Plus de bouchon jaune

Quand on bricole sur un bateau il y a certaines règles à respecter, la première de toutes étant sans doute : Ne pas se précipiter ! Après Naples nous faisons escale à la Marina di Stabia pour l’avitaillement, le ménage et la vidange du moteur. On met ensuite le cap sur l’île la plus célèbre de toute la mer tyrrhénienne, Capri. En fin d’après-midi, alors qu’il ne nous reste plus que quelques milles à parcourir, nous croisons une véritable nuée de bateaux qui en reviennent, sillonnant la mer de toutes parts en direction des ports du golfe, ajoutant aux vagues d’une mer déjà agitée, alors que faute de vent nous avançons au moteur… Les conditions idéales pour un bon mal de mer !

Heureusement la peine est de courte durée, nous jetons bientôt l’ancre dans une crique étroite, juste sous la villa Malaparte. On tire une amarre jusqu’à un rocher pour tenir le bateau et profiter pleinement de ce magnifique mouillage. C’est le lendemain que les choses se compliquent ; à peine réveillé je vois dans les toilettes une traînée d’huile noire au bas de la trappe d’accès au moteur… Je me précipite pour l’ouvrir, comprenant déjà d’où vient le mal : plus de bouchon de carter ! Sans doute parti avec le sac contenant les chiffons utilisés pour la vidange. Cette dernière n’aura servi à rien, les 3/4 de l’huile neuve ont coulé dans la cale moteur. Quel con ! Je me le répète au moins douze fois avant de réfléchir à une solution.

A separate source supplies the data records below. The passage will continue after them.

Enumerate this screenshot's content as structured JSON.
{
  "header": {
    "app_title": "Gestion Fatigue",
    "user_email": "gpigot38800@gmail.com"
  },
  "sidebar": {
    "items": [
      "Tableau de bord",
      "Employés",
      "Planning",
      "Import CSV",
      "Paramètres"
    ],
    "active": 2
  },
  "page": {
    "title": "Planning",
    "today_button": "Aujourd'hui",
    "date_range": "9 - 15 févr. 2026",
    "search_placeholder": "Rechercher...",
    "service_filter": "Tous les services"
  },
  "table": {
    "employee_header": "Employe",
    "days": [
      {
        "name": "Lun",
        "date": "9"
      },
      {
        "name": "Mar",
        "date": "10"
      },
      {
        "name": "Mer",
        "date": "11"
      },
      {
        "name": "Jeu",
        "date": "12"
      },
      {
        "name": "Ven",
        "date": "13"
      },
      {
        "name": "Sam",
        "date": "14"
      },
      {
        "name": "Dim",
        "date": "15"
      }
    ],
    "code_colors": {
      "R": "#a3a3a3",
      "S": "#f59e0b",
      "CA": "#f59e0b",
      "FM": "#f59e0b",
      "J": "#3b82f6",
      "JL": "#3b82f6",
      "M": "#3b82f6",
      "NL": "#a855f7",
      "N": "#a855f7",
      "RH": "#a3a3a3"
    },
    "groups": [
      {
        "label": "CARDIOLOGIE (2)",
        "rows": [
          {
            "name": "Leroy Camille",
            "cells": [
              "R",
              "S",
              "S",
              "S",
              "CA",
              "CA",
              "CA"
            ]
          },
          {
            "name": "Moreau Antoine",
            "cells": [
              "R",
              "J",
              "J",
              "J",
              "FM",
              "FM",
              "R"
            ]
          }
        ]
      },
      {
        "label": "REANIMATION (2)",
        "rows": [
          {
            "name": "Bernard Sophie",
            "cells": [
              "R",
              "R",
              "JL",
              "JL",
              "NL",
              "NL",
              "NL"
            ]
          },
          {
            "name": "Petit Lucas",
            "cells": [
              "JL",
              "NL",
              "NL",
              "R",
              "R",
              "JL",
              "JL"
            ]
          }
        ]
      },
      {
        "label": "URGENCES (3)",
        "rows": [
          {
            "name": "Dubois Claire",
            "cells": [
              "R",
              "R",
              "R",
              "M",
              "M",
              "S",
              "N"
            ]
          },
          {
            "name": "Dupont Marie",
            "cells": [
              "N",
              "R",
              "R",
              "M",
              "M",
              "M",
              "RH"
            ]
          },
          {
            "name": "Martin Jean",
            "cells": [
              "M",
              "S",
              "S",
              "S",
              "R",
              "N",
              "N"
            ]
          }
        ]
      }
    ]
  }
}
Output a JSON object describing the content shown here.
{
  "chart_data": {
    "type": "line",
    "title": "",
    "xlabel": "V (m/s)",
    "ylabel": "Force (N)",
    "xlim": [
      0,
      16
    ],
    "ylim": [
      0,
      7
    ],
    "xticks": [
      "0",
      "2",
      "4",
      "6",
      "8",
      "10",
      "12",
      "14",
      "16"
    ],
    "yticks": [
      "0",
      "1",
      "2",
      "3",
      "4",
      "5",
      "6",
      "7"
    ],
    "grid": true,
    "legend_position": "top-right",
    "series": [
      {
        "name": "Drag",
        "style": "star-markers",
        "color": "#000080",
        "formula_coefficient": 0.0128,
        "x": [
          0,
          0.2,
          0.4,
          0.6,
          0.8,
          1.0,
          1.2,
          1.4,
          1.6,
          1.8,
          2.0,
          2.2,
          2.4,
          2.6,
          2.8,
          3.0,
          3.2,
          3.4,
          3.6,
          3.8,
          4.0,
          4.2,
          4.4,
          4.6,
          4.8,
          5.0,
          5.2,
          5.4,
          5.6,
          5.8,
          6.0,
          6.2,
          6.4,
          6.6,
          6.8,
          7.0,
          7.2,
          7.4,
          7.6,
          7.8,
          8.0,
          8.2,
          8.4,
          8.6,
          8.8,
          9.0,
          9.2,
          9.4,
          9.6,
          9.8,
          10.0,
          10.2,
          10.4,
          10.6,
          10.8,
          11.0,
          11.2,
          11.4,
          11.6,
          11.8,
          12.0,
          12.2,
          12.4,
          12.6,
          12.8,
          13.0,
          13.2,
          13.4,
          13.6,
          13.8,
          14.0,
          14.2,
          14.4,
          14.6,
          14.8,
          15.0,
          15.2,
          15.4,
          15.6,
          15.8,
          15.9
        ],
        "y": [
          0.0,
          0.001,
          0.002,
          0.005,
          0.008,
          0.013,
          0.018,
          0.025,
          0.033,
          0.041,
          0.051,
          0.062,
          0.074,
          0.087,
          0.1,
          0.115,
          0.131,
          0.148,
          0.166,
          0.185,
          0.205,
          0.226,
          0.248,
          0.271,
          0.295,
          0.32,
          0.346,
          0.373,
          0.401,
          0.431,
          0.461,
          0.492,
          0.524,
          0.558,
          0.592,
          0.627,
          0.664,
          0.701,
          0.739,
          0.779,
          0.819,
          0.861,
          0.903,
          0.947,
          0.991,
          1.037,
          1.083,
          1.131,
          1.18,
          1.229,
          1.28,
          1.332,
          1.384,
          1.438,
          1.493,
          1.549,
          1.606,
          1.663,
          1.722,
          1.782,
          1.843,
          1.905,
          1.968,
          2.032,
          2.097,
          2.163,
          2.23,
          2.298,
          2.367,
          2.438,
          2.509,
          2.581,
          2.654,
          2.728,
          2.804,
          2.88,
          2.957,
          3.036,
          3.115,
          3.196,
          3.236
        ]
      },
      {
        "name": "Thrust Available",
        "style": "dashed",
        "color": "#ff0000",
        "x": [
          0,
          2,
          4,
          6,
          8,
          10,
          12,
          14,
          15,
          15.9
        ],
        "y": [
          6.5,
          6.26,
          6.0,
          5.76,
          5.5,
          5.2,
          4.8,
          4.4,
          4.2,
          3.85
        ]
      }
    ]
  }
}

A tout hasard on téléphone à la marina qui finit par retrouver le sac d’après la description qu’on leur en donne, une chance ! Je remets de l’huile et on refait notre route de la veille en sens inverse avec bon espoir de retrouver notre bouchon. Sur le quai de la marina un agent nous donne le sac rempli de chiffons, mais horreur, ce n’est pas le nôtre ! On repart, j’ai le moral dans les chaussettes… Ce fameux bouchon jaune va nous manquer, terriblement ; il faudra plusieurs semaines avant de pouvoir lui trouver un remplaçant. En attendant on rebouche le carter avec une pinoche bricolée qui saute de temps en temps et on surveille le niveau d’huile.

Coromandel continue sa route, cherchant un abri pour la nuit du côté de Sorrente, sans succès, pour finir par jeter l’ancre au mouillage de la Punta Campanella. Le lendemain on se balade sur les hauteurs avant de reprendre la mer en direction d’Amalfi, longeant la côte sous le Sentiero degli Dei, ce fameux sentier que les dieux de l’Olympe empruntaient pour aller écouter le chant des sirènes.

Quand nous arrivons devant Amalfi un gars en hors-bord vient nous racoler ; à peine a-t-on accepté son offre qu’il saute sur le pont et prend les commandes. Son bateau amarré d’un côté, notre annexe de l’autre, Giulio conduit Coromandel d’une main jusqu’à la Marina Coppola, passant entre les bateaux avec la dextérité et l’assurance d’un pilote de rallye.

Le temps de visiter la ville et le jour suivant un bon vent nous emporte de l’autre côté du golfe de Salerne, sur les côtes d’une région superbe qu’on appelle le Cilento.